About the job
Unifonic operates as a remote-first company in the CPaaS sector, providing communication solutions to over 5,000 businesses. With a team of 500, Unifonic supports clients in building stronger customer connections.
The Engineering team at Unifonic is responsible for designing, building, and maintaining the systems that power the company’s products. Team members collaborate closely with other departments to ensure technology aligns with customer needs. Creativity and new ideas are encouraged across the group.
Role overview
The Senior Site Reliability Engineer joins the Production Operations (Live) team. This role centers on ensuring the reliability, scalability, and resilience of Unifonic’s cloud infrastructure and distributed messaging platforms.
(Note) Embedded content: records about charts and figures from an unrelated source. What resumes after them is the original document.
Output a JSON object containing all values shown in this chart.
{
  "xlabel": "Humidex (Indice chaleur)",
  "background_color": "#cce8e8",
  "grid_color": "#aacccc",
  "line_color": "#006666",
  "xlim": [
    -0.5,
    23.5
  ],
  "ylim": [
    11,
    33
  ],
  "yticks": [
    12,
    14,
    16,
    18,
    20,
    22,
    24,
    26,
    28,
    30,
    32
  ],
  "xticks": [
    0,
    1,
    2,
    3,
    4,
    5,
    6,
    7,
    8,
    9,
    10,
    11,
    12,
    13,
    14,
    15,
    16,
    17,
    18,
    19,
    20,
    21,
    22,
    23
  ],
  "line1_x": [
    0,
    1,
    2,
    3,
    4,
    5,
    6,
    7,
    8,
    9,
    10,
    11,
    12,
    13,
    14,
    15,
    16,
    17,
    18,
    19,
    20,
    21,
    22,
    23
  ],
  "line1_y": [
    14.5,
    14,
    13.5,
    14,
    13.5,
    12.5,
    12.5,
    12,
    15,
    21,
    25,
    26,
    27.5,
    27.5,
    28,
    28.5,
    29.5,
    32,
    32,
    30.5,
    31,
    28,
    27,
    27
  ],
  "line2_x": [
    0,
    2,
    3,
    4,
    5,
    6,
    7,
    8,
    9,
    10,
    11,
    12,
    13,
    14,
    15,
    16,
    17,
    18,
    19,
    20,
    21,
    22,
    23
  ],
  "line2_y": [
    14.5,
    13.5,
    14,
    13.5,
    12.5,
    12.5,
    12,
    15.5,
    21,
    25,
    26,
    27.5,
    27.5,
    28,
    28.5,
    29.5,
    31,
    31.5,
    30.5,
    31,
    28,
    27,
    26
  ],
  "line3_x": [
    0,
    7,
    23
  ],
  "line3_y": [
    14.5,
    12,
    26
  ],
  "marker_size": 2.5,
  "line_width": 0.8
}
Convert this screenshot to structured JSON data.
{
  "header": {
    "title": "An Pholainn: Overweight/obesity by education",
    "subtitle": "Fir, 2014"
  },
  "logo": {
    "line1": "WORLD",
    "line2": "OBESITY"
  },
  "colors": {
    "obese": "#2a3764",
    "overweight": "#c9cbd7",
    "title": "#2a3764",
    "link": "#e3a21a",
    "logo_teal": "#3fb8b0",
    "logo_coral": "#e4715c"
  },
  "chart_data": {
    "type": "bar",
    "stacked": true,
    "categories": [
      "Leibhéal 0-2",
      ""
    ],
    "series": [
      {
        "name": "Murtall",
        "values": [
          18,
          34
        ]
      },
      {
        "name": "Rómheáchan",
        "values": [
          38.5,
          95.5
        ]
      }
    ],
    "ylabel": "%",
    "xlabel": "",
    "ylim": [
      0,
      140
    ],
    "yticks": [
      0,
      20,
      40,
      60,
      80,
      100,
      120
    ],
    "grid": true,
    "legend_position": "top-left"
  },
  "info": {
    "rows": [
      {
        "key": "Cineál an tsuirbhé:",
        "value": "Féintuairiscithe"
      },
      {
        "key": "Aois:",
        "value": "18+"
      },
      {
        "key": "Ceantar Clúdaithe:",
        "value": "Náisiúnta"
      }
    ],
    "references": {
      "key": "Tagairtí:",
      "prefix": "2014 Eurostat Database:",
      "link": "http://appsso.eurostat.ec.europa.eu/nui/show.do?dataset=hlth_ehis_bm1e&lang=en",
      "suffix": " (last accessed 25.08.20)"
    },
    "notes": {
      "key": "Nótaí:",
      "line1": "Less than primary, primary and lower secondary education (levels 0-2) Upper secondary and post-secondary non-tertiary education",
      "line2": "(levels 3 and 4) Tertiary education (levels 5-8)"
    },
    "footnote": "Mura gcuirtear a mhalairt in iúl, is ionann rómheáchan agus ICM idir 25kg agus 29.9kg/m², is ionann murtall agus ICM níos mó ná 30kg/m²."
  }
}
The SRE team works to keep systems running smoothly at all times and continually seeks ways to improve performance and stability.
What you will do
- Maintain the reliability, uptime, and scalability of key production services around the clock.
- Participate in the on-call rotation, respond to incidents, troubleshoot live production issues, and lead post-incident reviews.
- Create and update operational playbooks and escalation paths to help reduce Mean Time to Detect (MTTD) and Mean Time to Resolve (MTTR).
- Monitor service level objectives (SLOs), conduct chaos testing, plan for capacity, and address reliability risks as they arise.